The analysis of social trends in the field of education shows an increase in the requirements for the teacher’s professional competence and personal qualities. The purpose of the article is to determine in experimental conditions the content of the methodical service of the educational institution to solve problems and increase the effectiveness of its work. The article reveals the content of the organization of the system of continuous professional and pedagogical education in a particular general educational institution in the conditions of experiment. Based on the activities in the process of research and experimental work, the institution has developed the Concept of social-pedagogical projecting of the developmental and educational process of the secondary school. The systematic work is planned to increase the level of professional competence of pedagogical staff of educational institutions: optimization of self-education processes, diversification of forms of scientific and methodological work, intensification of processes of continuous professional training.
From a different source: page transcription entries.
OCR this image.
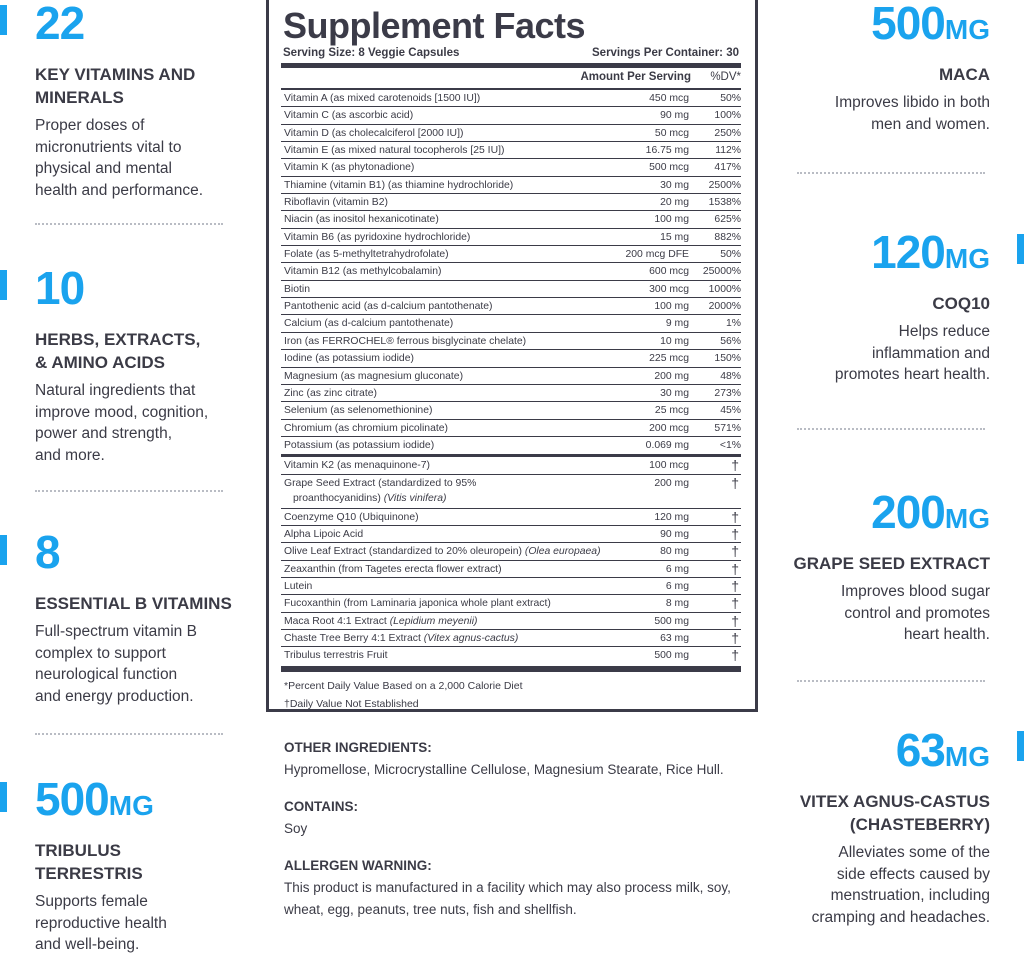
22
KEY VITAMINS AND
MINERALS
Proper doses of
micronutrients vital to
physical and mental
health and performance.
10
HERBS, EXTRACTS,
& AMINO ACIDS
Natural ingredients that
improve mood, cognition,
power and strength,
and more.
8
ESSENTIAL B VITAMINS
Full-spectrum vitamin B
complex to support
neurological function
and energy production.
500MG
TRIBULUS
TERRESTRIS
Supports female
reproductive health
and well-being.
500MG
MACA
Improves libido in both
men and women.
120MG
COQ10
Helps reduce
inflammation and
promotes heart health.
200MG
GRAPE SEED EXTRACT
Improves blood sugar
control and promotes
heart health.
63MG
VITEX AGNUS-CASTUS
(CHASTEBERRY)
Alleviates some of the
side effects caused by
menstruation, including
cramping and headaches.
Supplement Facts
Serving Size: 8 Veggie Capsules	Servings Per Container: 30
Amount Per Serving %DV*
Vitamin A (as mixed carotenoids [1500 IU])	450 mcg	50%
Vitamin C (as ascorbic acid)	90 mg 100%
Vitamin D (as cholecalciferol [2000 IU])	50 mcg 250%
Vitamin E (as mixed natural tocopherols [25 IU])	16.75 mg	112%
Vitamin K (as phytonadione)	500 mcg 417%
Thiamine (vitamin B1) (as thiamine hydrochloride)	30 mg 2500%
Riboflavin (vitamin B2)	20 mg 1538%
Niacin (as inositol hexanicotinate)	100 mg 625%
Vitamin B6 (as pyridoxine hydrochloride)	15 mg 882%
Folate (as 5-methyltetrahydrofolate)	200 mcg DFE	50%
Vitamin B12 (as methylcobalamin)	600 mcg 25000%
Biotin	300 mcg 1000%
Pantothenic acid (as d-calcium pantothenate)	100 mg 2000%
Calcium (as d-calcium pantothenate)	9 mg	1%
Iron (as FERROCHEL® ferrous bisglycinate chelate)	10 mg	56%
Iodine (as potassium iodide)	225 mcg 150%
Magnesium (as magnesium gluconate)	200 mg	48%
Zinc (as zinc citrate)	30 mg 273%
Selenium (as selenomethionine)	25 mcg	45%
Chromium (as chromium picolinate)	200 mcg 571%
Potassium (as potassium iodide)	0.069 mg	<1%
Vitamin K2 (as menaquinone-7)	100 mcg	†
Grape Seed Extract (standardized to 95%
proanthocyanidins) (Vitis vinifera)
200 mg	†
Coenzyme Q10 (Ubiquinone)	120 mg	†
Alpha Lipoic Acid	90 mg	†
Olive Leaf Extract (standardized to 20% oleuropein) (Olea europaea)	80 mg	†
Zeaxanthin (from Tagetes erecta flower extract)	6 mg	†
Lutein	6 mg	†
Fucoxanthin (from Laminaria japonica whole plant extract)	8 mg	†
Maca Root 4:1 Extract (Lepidium meyenii)	500 mg	†
Chaste Tree Berry 4:1 Extract (Vitex agnus-cactus)	63 mg	†
Tribulus terrestris Fruit	500 mg	†
*Percent Daily Value Based on a 2,000 Calorie Diet
†Daily Value Not Established
OTHER INGREDIENTS:
Hypromellose, Microcrystalline Cellulose, Magnesium Stearate, Rice Hull.
CONTAINS:
Soy
ALLERGEN WARNING:
This product is manufactured in a facility which may also process milk, soy, wheat, egg, peanuts, tree nuts, fish and shellfish.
That is why the system of internal methodical work is one of the school priorities, the main task of which is the systematic collective and individual activities of teachers aimed at improving their scientific-theoretical, general cultural level, psychological and pedagogical training and professional skills. During the research the main emphasis was placed on the problem-target, as well as system-structural methods of processing and analysis of scientific achievements, generalization and comparison, as well as on the diagnostic method. Important semantic transformations in the education system require solving the problem of the quality of growth of professional competence of a pedagogical worker who is aware of the importance of social responsibility; is able to formulate and practically implement new pedagogical goals; is a holistic, pivotal figure in the development of students’ life competence. Prospects of the educational institution, its purpose and objectives of educational work are determined using comprehensive psychological and pedagogical diagnostics, professional tools, which further allows to identify problems and potential opportunities of all participants in the educational process, gaps or, conversely, creative, professional and personal potential.